- Education: Goldsmiths, University of London
- Occupations: Painter and curator of photography

= Susan Bright =

British writer and curator of photography

Susan Bright is a British writer and curator of photography, specializing in how photography is made, disseminated and interpreted. She has curated exhibitions internationally at institutions including Tate Britain, National Portrait Gallery in London and the Museum of Contemporary Photography in Chicago, among others.

Her published books include Feast for the Eyes: The Story of Food in Photography (2017), Home Truths: Photography and Motherhood (2013), Auto Focus: The Self Portrait in Contemporary Photography (2010), How We Are: Photographing Britain (2007: co-authored with Val Williams), Face of Fashion (2007), and Art Photography Now (2005).

==Education==
She holds a Ph.D in Curating from Goldsmiths, University of London.

==Career==
The exhibition How We Are: Photographing Britain was the first major exhibition of British photography at Tate Britain.
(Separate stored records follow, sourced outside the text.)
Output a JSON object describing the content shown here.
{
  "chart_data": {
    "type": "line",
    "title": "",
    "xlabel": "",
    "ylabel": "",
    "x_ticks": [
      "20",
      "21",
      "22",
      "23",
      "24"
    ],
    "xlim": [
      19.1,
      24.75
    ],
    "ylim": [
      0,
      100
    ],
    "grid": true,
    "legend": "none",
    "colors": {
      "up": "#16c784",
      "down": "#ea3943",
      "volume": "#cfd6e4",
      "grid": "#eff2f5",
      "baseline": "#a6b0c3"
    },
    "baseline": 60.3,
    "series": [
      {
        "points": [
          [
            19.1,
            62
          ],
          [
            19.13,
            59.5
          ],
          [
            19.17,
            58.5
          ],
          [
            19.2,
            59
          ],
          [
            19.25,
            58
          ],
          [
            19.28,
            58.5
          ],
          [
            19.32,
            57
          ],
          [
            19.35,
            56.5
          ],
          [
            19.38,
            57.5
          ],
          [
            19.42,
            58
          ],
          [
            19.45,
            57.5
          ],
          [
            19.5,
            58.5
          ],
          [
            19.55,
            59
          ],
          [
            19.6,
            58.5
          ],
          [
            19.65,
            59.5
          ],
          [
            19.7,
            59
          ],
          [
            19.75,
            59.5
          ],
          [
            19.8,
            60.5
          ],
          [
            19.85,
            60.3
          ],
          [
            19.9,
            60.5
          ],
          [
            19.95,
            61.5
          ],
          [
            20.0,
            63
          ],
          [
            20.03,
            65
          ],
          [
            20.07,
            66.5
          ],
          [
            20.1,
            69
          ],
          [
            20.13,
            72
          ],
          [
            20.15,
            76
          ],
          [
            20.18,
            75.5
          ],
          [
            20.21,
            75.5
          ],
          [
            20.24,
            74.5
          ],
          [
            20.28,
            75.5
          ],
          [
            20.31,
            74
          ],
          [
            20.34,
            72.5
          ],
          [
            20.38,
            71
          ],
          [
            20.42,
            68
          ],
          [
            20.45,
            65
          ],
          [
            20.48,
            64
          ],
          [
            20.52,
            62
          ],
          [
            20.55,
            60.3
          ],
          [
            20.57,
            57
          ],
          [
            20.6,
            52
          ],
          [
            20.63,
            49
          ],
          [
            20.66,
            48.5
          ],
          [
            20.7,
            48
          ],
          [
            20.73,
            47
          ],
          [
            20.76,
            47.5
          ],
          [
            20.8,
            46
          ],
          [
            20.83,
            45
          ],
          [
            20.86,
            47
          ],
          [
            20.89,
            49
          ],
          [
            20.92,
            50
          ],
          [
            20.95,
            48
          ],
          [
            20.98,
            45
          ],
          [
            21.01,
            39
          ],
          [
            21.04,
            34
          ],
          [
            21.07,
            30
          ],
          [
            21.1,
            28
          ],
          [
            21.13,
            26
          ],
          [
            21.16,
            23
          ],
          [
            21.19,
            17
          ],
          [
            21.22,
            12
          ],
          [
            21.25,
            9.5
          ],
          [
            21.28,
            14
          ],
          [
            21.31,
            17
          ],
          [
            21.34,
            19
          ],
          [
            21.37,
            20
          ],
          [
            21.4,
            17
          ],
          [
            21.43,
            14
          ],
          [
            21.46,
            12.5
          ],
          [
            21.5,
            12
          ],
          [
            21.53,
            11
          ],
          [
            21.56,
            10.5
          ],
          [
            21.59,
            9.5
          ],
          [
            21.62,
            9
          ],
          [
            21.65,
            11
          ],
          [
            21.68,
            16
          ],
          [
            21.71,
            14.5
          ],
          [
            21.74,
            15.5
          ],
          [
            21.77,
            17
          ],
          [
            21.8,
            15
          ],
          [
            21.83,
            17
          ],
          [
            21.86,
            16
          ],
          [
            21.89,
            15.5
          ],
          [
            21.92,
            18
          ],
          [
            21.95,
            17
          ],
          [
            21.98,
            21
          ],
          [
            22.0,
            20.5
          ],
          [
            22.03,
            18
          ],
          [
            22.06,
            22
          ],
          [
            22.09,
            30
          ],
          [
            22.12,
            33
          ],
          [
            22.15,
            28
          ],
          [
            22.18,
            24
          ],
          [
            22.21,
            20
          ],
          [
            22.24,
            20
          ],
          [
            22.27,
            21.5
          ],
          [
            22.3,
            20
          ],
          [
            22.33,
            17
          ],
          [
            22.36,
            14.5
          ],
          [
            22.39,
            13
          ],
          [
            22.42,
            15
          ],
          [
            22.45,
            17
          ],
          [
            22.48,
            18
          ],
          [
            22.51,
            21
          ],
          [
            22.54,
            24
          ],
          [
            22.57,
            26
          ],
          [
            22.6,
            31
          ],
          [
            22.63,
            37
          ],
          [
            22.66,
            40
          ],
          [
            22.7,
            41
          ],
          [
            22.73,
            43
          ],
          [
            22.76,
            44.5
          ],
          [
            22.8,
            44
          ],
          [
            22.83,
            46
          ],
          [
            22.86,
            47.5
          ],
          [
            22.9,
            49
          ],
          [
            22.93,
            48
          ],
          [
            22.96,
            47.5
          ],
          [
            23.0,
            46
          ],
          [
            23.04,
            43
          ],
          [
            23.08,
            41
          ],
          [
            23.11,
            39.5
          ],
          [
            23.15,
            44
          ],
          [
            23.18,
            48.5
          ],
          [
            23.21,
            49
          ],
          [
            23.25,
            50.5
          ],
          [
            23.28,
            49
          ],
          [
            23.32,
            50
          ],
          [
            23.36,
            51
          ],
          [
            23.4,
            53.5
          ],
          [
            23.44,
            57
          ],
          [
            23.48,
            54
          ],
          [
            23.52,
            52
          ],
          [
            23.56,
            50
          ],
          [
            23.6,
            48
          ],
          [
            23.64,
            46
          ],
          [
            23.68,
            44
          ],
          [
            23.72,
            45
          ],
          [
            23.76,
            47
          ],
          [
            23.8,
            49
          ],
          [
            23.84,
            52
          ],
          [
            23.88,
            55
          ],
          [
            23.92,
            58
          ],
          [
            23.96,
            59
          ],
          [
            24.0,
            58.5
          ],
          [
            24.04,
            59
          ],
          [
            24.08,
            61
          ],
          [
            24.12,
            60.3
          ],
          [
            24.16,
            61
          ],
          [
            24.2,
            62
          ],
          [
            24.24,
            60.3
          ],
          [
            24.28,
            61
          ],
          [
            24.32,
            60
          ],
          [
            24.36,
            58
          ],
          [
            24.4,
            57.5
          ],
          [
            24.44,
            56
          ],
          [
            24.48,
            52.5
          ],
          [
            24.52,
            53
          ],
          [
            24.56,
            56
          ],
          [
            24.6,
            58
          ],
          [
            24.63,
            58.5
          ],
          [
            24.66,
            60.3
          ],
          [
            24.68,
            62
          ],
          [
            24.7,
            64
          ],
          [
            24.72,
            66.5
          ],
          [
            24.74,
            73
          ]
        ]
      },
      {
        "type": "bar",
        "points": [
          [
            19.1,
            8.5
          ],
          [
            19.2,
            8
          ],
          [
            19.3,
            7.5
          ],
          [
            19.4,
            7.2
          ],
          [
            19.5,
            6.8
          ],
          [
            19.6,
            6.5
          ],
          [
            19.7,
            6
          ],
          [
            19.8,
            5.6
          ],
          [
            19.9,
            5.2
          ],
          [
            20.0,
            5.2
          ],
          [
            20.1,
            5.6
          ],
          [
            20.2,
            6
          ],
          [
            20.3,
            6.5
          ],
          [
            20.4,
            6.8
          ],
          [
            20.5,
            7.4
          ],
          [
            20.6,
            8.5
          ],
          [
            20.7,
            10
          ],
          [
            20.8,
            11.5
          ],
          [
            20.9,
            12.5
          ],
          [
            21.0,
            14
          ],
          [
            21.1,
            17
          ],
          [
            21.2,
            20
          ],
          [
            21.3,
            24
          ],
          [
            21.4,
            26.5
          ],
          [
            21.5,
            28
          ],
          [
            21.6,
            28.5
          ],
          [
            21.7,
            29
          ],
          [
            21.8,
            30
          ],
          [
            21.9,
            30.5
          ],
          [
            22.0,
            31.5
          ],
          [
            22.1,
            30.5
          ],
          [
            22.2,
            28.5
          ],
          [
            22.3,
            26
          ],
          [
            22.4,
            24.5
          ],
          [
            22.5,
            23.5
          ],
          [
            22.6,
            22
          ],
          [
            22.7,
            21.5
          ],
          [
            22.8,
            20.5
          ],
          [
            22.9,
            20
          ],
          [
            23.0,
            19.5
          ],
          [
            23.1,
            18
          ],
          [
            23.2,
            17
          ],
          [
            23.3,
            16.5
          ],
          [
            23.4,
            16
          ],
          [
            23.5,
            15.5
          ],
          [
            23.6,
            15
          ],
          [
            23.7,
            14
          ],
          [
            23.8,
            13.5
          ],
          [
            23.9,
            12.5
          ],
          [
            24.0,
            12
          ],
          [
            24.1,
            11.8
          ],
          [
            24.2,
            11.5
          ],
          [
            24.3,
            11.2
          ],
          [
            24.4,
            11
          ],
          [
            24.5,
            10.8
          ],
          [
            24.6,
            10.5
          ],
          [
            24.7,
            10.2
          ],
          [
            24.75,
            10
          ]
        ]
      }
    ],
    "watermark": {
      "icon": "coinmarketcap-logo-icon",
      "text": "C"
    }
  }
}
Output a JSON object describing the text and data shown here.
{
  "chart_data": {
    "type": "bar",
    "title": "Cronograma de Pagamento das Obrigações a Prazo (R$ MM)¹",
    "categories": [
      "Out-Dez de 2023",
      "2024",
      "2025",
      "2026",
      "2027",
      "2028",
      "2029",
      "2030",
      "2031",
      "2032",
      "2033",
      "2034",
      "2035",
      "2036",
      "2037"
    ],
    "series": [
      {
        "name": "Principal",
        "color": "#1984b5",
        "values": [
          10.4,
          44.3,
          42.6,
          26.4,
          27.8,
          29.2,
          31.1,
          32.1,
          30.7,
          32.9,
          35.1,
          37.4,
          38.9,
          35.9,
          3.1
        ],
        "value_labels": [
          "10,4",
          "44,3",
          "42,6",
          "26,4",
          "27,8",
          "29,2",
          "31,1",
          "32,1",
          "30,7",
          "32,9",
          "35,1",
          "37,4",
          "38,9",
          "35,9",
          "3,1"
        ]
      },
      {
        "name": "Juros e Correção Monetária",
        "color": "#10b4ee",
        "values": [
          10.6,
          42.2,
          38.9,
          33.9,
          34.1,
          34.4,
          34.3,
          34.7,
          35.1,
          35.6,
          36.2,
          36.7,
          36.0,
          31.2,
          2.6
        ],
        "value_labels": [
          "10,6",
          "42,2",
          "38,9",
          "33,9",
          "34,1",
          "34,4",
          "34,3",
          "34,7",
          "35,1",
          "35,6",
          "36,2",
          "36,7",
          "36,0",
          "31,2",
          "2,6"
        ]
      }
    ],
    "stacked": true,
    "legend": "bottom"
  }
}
The exhibition of Home Truths (The Photographers' Gallery and the Foundling Museum and traveling to the Museum of Contemporary Photography, Chicago, and Belfast Exposed) was named one of the top exhibitions of 2013/2014 by The Guardian and the Chicago Tribune.

She regularly writes for museums and monographic books, and contributes to numerous magazines and journals.

==Curated exhibitions==
- Icons of Pop (co-curated with Terence Pepper and Philip Hoare), National Portrait Gallery, London, June - September 1999
- Artists of the 1990s, National Portrait Gallery, London, January–June 1999
- Published Portraits, Association of Photographers Gallery, London, January 2001
- Faith & Brazil Incarnate: Mike Abrahams & Christopher Pillitz, Association of Photographers Gallery, London, April 2001
- Gun Nation: Zed Nelson, Association of Photographers Gallery, London, June 2001;
- Building Sights: London Architectural Photography Association of Photographers Gallery, London, September 2001; then toured with the British Council to Lithuania and Estonia);
- Truth and Lies: Jillian Edelstein, Association of Photographers Gallery, London, February 2002;
- Enterprise Works, Barge House, London, November 2004; then toured to Mailbox Birmingham; Discovery Museum, Newcastle; Royal Scottish Academy, Edinburgh, 2005.
- 1+1=3: Collaboration in Contemporary British Portraiture, Fremantle Arts Centre, Western Australia, March–April 2006; Australian Centre for Photography, Sydney, April–May 2007.
- Face of Fashion: Corinne Day, Mert & Marcus, Steven Klein, Paolo Roversi & Mario Sorrenti, National Portrait Gallery, London, February–May 2007.
- How We Are: Photographing Britain, co-curated with Val Williams, Tate Britain, London, May–September 2007.
- Something Out of Nothing, Fotogalleriet (no), Oslo, Norway, October–November 2007.
- Home Truths: Photography and Motherhood, The Photographers' Gallery, London; Foundling Museum, London, October 2013 – January 2014; Museum of Contemporary Photography, Chicago, April–July 2014; Belfast Exposed, Belfast, Northern Ireland, October 2014–January 2015.

==Publications==
- Art Photography Now. New York: Aperture, 2005. ISBN 9781597110266.
  - London: Thames & Hudson, 2006.
  - Art Photography Now: Revised and expanded edition. Thames & Hudson, 2011. ISBN 978-0500289426.
- How We Are: Photographing Britain from the 1840s to the Present. Edited and with texts by Bright and Val Williams. London: Tate, 2007. ISBN 978-1-85437-714-2. With essays by Gerry Badger and Martin Parr, and by Kevin Jackson.
- Face of Fashion: Photographs by Mert Alas & Marcus Piggott, Corinne Day, Steven Klein, Paolo Roversi and Mario Sorrenti. New York: Aperture, 2007. ISBN 978-1597110396. With work by Mert and Marcus, Corinne Day, Steven Klein, Paolo Roversi, and Mario Sorrenti.
- Auto Focus: The Self-Portrait in Contemporary Photography. London: Thames & Hudson, 2010. ISBN 978-0500543894.
- Home Truths: Photography and Motherhood. 2013. ISBN 978-1-908970-10-7. Edited by Bright. With essays by Bright, Stephanie Chapman, Nick Johnstone and Simon Watney and photographs by Janine Antoni, Elina Brotherus, Elinor Carucci, Ana Casas Broda, Ann Fessler, Tierney Gearon, Miyako Ishiuchi, Fred Hüning, Leigh Ledare, Annu Palakunnathu Matthew, Katie Murray and Hanna Putz,
- Feast for the Eyes. New York: Aperture, 2017. ISBN 978-1-59711-361-8.